SABANGINFO, JAKARTA – Dahulu Kabah pernah ada dalam suasana yang mencekam. Penuh lumuran darah. Banyak nyawa melayang. Banyak mayat di sekeliling Kabah. Ibadah haji harus terhenti selama 10 tahun. Ini adalah waktu kosongnya Kabah yang paling lama dalam sejarah.
Peristiwa itu bermula dari Irak yang saat itu muncul seorang pengkhutbah sekaligus pendiri aliran Syiah Ismailiyah bernama Hamdan bin Al Ash'ath di Irak. Dia dikenal dengan Hamdan Qarmat.
Dia bertubuh pendek dan kalau jalan gerakannya khas. Dia bercerita soal Ahl al-Bayt, kezaliman dan maksiat, hingga memiliki banyak pengikut.
Suatu kali, dia mengutus salah satu pembantunya ke Bahrain dan Qatar untuk memulai gerakan baru. Nama pembantu tersebut adalah Abu Said Hasan bin Bahram Al Jannabi atau Abu Said Al Jannabi. Sebagian besar masyarakat Bahrain berhasil dijadikan pengikut. Kemudian ekspansi lagi ke Yaman, Maroko, dan Iran.
Pengikut mereka pun bertambah banyak. Basis sentral kelompok Abu Said Al Jannabi ini ada di kota Salamiyah, Suriah.

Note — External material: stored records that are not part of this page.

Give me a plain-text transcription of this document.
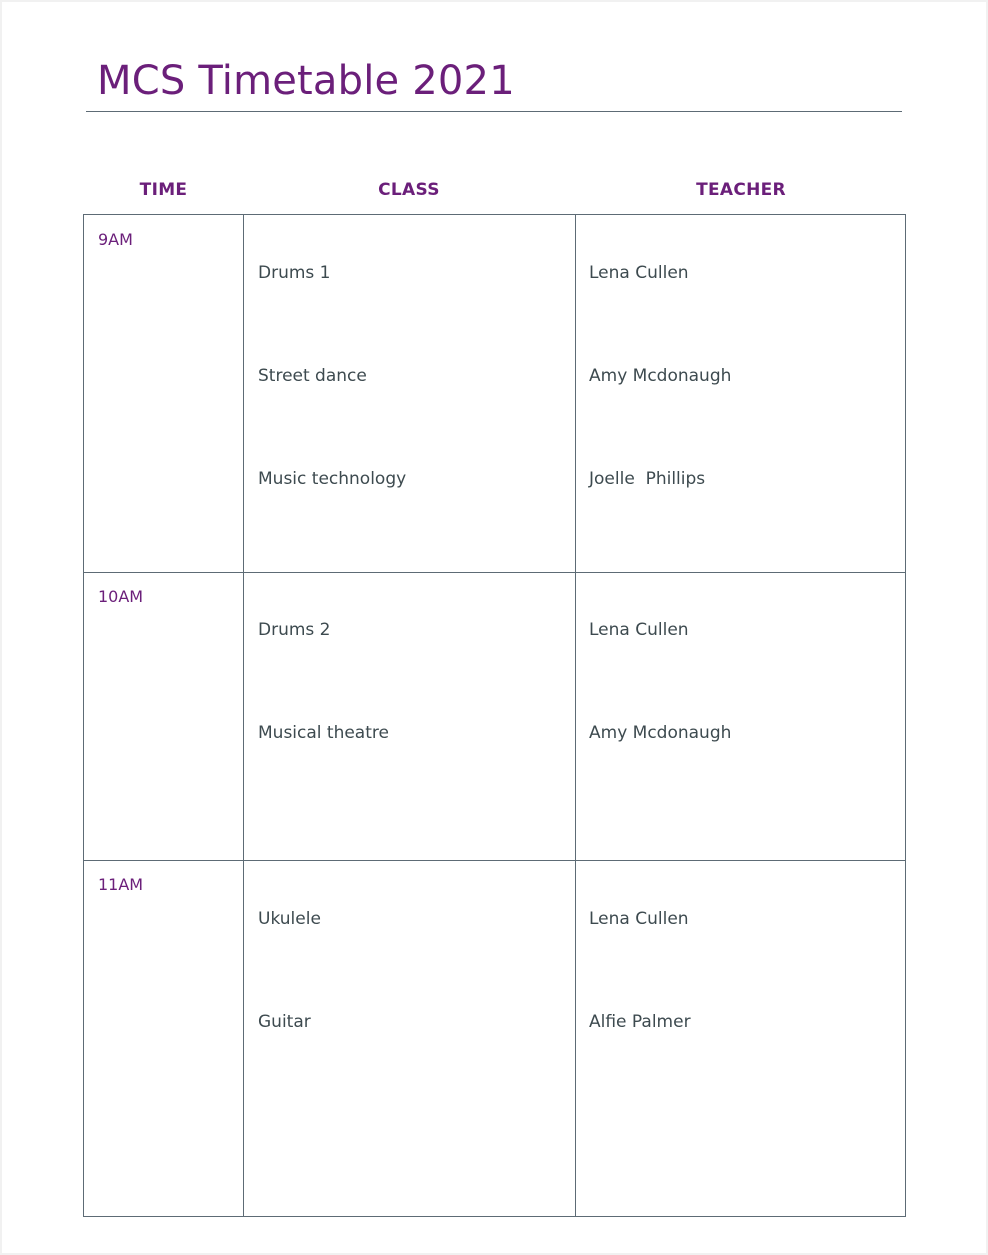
MCS Timetable 2021
TIME	CLASS	TEACHER
9AM
Drums 1	Lena Cullen
Street dance	Amy Mcdonaugh
Music technology	Joelle  Phillips
10AM
Drums 2	Lena Cullen
Musical theatre	Amy Mcdonaugh
11AM
Ukulele	Lena Cullen
Guitar	Alfie Palmer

Abu Said Al Jannabi sebetulnya adalah salah satu pengikut aliran Syiah Ismailiyah yang didirikan oleh Hamdan Qarmat. Namun pada 899 Masehi, dia muncul di Maroko dengan mengganti namanya menjadi Ubaidillah Al Mahdi.
Dia mengeklaim sebagai imam kesebelas umat Islam. Dia juga mengeklaim sebagai cucu dari Muhammad bin Ismail, dan menyatakan bahwa Muhammad bin Ismail bukanlah Mahdi.
Dia menyerukan aliran ini bukan lagi bernama Ismailiyah tetapi Mahdiyah, sebagaimana namanya.
Di situlah Hamdan Qarmat berselisih dengan Abu Said Al Jannabi (Ubaidillah Al Mahdi). Mereka berdua pun berpisah dan mengambil jalan sendiri-sendiri.
Namun Abu Said Al Jannabi membentuk negara bersama basisnya di Bahrain, Irak dan Khurasan, dengan menggunakan nama Daulah Qarmatian.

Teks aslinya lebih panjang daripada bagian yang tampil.